'Elysium' Review: Socialism 101 Bogged Down by Sorry Script, Story

'Elysium' Review: Socialism 101 Bogged Down by Sorry Script, Story

In director Neill Blomkamp’s new movie, the uber-rich live on a space station dubbed Elysium where they don’t have to worry about hunger, pollution and those nasty 99 percent types back on earth.

Blomkamp’s Elysium is similarly removed from all manner of political subtlety.

The District 9 director wields not an ideological cudgel but a sledgehammer in his big-budget follow-up to that respected sci-fi yarn. It’s a Pollyanna-powered treatise on health care, immigration and economics. More importantly, the script, performances and action sequences should all be thrown into a junk heap, the kind littering the Earth in this dystopian saga.

Yes, the future earth depicted in Elysium is a waste land, the product of too many people and not enough recycling. Let’s give a prize to the first director who depicts a future earth as sparkling clean, not overrun with trash.

Matt Damon stars as Max, an Earth dweller in the year 2154 whose sorry existence gets even worse one miserable day. His arm is broken by a robot sentry, his boss chews him out and he’s exposed to a deadly level of radiation on the job.

Broken and dying, he teams up with a gang of guerrilla scientists who fuse funny looking armor on him and help him to travel up to Elysium to steal some quality time in one of those healing beds the rich enjoy.

Along the way Max reunites with a childhood friend (Alice Braga), someone who exists for romantic tension but never emits so much as an electron of chemistry. Braga’s character also has a sickly daughter, and you can do the Elysium math on how she figures into this story.

Elysium arrives with the promise of smart science fiction given Blomkamp’s previous film, but nearly every element here is dumbed down until it borders on parody. Jodie Foster is pinned by the worst movie accent since Kevin Costner surveyed Sherwood Forest as Elysium’s Secretary of Defense, a woman who epitomizes the caricatures Blomkamp pretends are interesting people.

Sharlto Copley plays a bounty hunter type employed by the secretary to give Max fits, but the South African actor is given the worst dialogue of the lot–no small burden here.

The big plot device meant to bring a happy ending is so insulting you wouldn’t expect it from a Power Rangers episode.

To Elysium’s credit, once the Occupy Wall Street-approved story device clicks into place, politics take a back seat to mediocre storytelling. The film’s final third, however, is full of progressive howlers, inept tells and resolutions that are highlighted, put in bold type and otherwise made blindingly obvious.
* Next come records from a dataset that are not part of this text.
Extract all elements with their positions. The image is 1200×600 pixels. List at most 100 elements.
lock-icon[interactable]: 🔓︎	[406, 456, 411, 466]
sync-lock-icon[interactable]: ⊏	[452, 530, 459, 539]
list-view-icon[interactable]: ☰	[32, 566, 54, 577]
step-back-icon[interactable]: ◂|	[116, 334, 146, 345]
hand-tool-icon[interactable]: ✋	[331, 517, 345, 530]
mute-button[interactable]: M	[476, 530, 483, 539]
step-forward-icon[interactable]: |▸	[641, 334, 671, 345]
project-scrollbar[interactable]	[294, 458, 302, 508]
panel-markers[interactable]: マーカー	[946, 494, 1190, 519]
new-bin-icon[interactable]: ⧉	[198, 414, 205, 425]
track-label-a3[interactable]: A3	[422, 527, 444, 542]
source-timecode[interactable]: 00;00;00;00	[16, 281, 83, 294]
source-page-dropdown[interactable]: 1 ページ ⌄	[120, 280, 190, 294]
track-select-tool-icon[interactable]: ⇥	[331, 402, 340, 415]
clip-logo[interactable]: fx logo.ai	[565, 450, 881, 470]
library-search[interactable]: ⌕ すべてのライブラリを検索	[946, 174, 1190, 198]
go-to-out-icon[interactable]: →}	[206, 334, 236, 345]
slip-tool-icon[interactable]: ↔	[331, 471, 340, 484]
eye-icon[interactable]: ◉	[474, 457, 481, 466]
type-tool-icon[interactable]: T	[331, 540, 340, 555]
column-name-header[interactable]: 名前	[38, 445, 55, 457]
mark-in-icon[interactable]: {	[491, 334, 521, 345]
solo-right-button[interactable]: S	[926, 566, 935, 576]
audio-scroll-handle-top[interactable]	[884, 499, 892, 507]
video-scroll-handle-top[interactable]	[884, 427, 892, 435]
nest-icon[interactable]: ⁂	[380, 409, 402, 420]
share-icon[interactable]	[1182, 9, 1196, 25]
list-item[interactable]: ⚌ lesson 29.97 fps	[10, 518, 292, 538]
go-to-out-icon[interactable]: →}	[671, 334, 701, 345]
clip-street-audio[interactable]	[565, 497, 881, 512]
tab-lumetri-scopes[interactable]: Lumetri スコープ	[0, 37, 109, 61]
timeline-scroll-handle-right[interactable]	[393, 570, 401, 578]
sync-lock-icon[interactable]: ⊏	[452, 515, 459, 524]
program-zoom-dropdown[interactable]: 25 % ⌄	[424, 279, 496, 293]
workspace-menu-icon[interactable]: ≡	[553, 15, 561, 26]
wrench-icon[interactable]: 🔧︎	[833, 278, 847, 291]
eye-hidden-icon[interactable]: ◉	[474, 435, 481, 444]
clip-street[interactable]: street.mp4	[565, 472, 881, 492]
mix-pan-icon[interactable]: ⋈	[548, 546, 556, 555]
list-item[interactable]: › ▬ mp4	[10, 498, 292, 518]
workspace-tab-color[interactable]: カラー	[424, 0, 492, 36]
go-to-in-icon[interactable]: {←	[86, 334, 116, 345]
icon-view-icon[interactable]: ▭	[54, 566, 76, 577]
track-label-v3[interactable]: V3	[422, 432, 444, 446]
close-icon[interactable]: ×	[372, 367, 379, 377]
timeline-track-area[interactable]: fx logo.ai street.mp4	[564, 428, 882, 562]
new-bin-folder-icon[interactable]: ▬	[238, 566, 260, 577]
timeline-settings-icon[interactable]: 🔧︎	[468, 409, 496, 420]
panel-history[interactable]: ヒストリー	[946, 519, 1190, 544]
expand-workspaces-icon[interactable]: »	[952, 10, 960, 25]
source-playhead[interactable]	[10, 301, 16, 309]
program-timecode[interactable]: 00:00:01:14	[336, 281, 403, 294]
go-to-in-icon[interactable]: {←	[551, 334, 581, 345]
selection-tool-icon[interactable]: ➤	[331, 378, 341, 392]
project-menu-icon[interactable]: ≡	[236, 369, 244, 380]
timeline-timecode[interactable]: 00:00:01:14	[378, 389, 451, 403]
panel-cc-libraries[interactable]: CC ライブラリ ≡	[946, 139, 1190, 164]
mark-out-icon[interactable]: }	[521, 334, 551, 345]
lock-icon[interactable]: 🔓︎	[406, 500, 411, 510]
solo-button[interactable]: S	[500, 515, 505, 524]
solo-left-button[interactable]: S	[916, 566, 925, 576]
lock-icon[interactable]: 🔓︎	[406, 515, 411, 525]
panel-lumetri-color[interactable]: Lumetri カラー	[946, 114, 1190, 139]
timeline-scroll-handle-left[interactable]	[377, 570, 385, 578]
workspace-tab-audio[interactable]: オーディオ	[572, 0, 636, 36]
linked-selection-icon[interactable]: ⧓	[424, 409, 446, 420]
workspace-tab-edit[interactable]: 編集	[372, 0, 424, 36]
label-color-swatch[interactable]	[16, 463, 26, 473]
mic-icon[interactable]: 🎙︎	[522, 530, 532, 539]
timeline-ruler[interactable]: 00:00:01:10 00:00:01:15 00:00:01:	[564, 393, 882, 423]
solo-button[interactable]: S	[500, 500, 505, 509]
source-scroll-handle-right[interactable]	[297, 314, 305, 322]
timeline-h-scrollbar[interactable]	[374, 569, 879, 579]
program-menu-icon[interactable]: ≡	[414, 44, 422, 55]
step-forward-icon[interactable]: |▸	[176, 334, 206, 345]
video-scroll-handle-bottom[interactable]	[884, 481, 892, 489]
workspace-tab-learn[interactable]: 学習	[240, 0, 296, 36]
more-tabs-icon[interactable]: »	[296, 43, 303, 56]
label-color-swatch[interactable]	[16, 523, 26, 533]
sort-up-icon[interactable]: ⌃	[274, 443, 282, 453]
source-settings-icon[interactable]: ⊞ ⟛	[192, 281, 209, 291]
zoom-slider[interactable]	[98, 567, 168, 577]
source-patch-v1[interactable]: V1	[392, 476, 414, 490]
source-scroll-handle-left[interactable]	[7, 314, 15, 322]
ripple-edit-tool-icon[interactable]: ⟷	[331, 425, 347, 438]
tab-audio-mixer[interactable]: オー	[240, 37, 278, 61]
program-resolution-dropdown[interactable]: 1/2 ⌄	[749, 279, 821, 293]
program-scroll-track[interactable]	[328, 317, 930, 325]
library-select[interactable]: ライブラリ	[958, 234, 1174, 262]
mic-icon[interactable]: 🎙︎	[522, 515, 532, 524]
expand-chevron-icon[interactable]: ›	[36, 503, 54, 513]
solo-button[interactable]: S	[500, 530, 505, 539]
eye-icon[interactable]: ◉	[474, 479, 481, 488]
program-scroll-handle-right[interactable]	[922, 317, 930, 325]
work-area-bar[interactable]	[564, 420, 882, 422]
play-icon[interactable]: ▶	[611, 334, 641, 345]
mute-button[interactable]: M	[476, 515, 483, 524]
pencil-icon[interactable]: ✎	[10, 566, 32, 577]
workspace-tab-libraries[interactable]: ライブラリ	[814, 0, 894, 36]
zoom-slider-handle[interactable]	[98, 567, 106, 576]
Damon, a terrific choice for an Everyman project, is abandoned by a script that refuses to give him any texture. He’s fine as the put upon Working Joe at first, but once that bizarre armor is fused to his body his performance takes a turn for the robotic.

Elysium is a joyless cry for open borders, universal health care and damning the rich, one that doesn’t remotely care about the consequences of such actions. The film feels like the work of a liberal artist who has been cocooned in his ideology for decades and can’t fathom any opposing thoughts. Yet Blomkamp is a relatively young man, and a promising auteur who does sizable damage to that reputation with Elysium.